La région qu’il convoite, les Sierra Foothills et particulièrement Amador County,  est d’ores et déjà une région vinicole depuis quelque 80 ans; mais son développement a pour ainsi dire été inhibé par la prohibition (interdiction de fabriquer et de vendre des boissons alcoolisées) qui a sévi aux États-Unis au cours des années 1919-1933. Les Zinfandel et autres de la région en subiront les contrecoups.

Bien sûr, le négoce de Bill Easton aura appelé des voyages, notamment en vallée du Rhône. Une étude de la géologie des parcelles qu’il convoite, lesdites terres rouges de Amador County et des environs, appelle irrémédiablement un cépage : le Syrah.

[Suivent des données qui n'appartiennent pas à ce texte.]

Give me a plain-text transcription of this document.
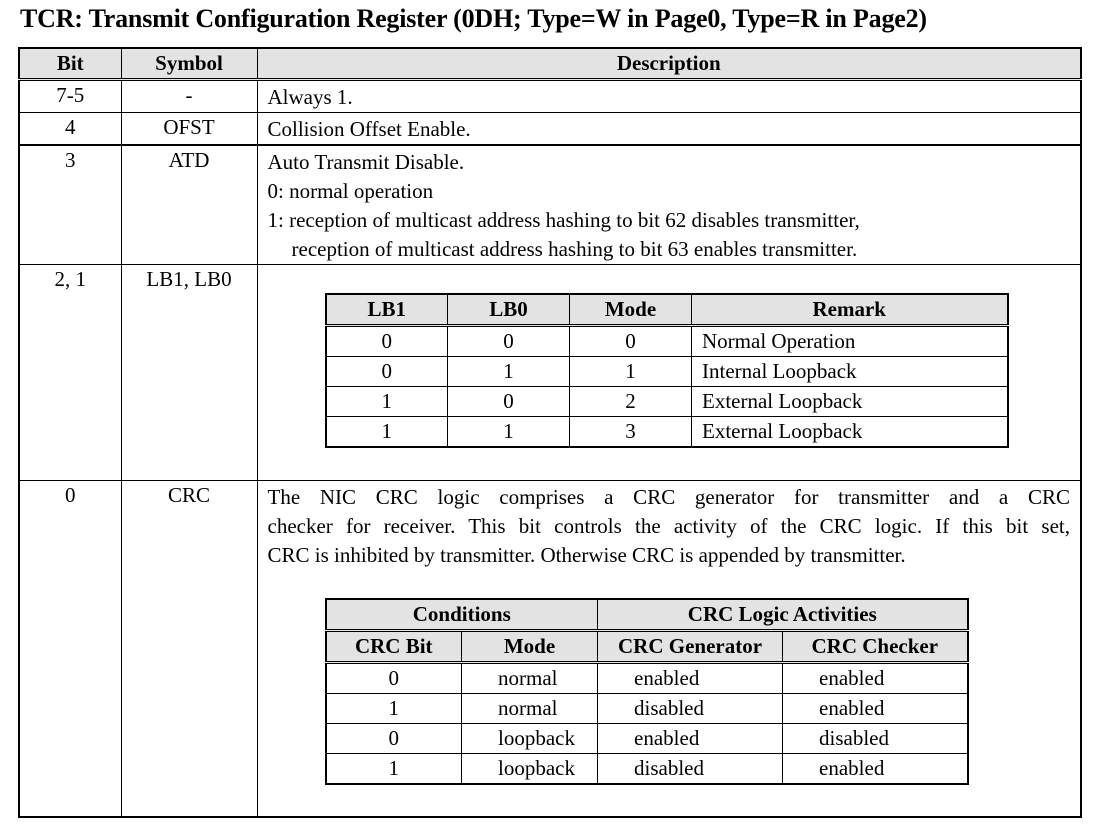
TCR: Transmit Configuration Register (0DH; Type=W in Page0, Type=R in Page2)
Bit	Symbol	Description
7-5	-	Always 1.

4	OFST	Collision Offset Enable.

3	ATD	Auto Transmit Disable.
0: normal operation
1: reception of multicast address hashing to bit 62 disables transmitter,
reception of multicast address hashing to bit 63 enables transmitter.

2, 1	LB1, LB0	
LB1	LB0	Mode	Remark
0	0	0	Normal Operation
0	1	1	Internal Loopback
1	0	2	External Loopback
1	1	3	External Loopback

0	CRC	The NIC CRC logic comprises a CRC generator for transmitter and a CRC
checker for receiver. This bit controls the activity of the CRC logic. If this bit set,
CRC is inhibited by transmitter. Otherwise CRC is appended by transmitter.
Conditions	CRC Logic Activities
CRC Bit	Mode	CRC Generator	CRC Checker
0	normal	enabled	enabled
1	normal	disabled	enabled
0	loopback	enabled	disabled
1	loopback	disabled	enabled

Bill sait que la région bénéficie d’une belle chaleur diurne propice au murissement des fruits; il sait également que dans les Foothils, les vents froids ou frais qui  dévalent des sommets de la Sierra Nevada (11 000 pieds – 3 500 mètres) gratifieront le vin d’une belle acidité.

 

Commencer petit


Bill Easton a donc « commencé petit » : une barrique en 1985, deux en 1986, neuf en 1987; on expérimente, on teste, on goûte, on veut atteindre l’objectif sans compromission. Puis, en 1989, mille caisses; on fait un bond en avant. «Ça va bien et l’économie californienne roule à pleins gaz; ainsi va l’économie, ainsi va le vin», nous dit-il. Mais on reste modeste.

Tant mieux puisque la conjoncture va changer assez radicalement au tournant des années 2 000 avec l’explosion de la bulle des «start-ups» informatiques, également nommées «dot.com»; cette correction en bourse aura des effets assez délétères sur l’économie californienne. Bill Easton pourra cependant tenir le coup grâce à ses réseaux de vente déjà établis.

 

Aujourd’hui encore, on reste à une échelle toujours déterminée par les exigences combinées du terroir et de la fidélité à l’objectif de départ : TERRE ROUGE and EASTON WINES élève pas moins de trente vins, mais la plupart d’entre eux ne font pas plus que 100 à 400 caisses!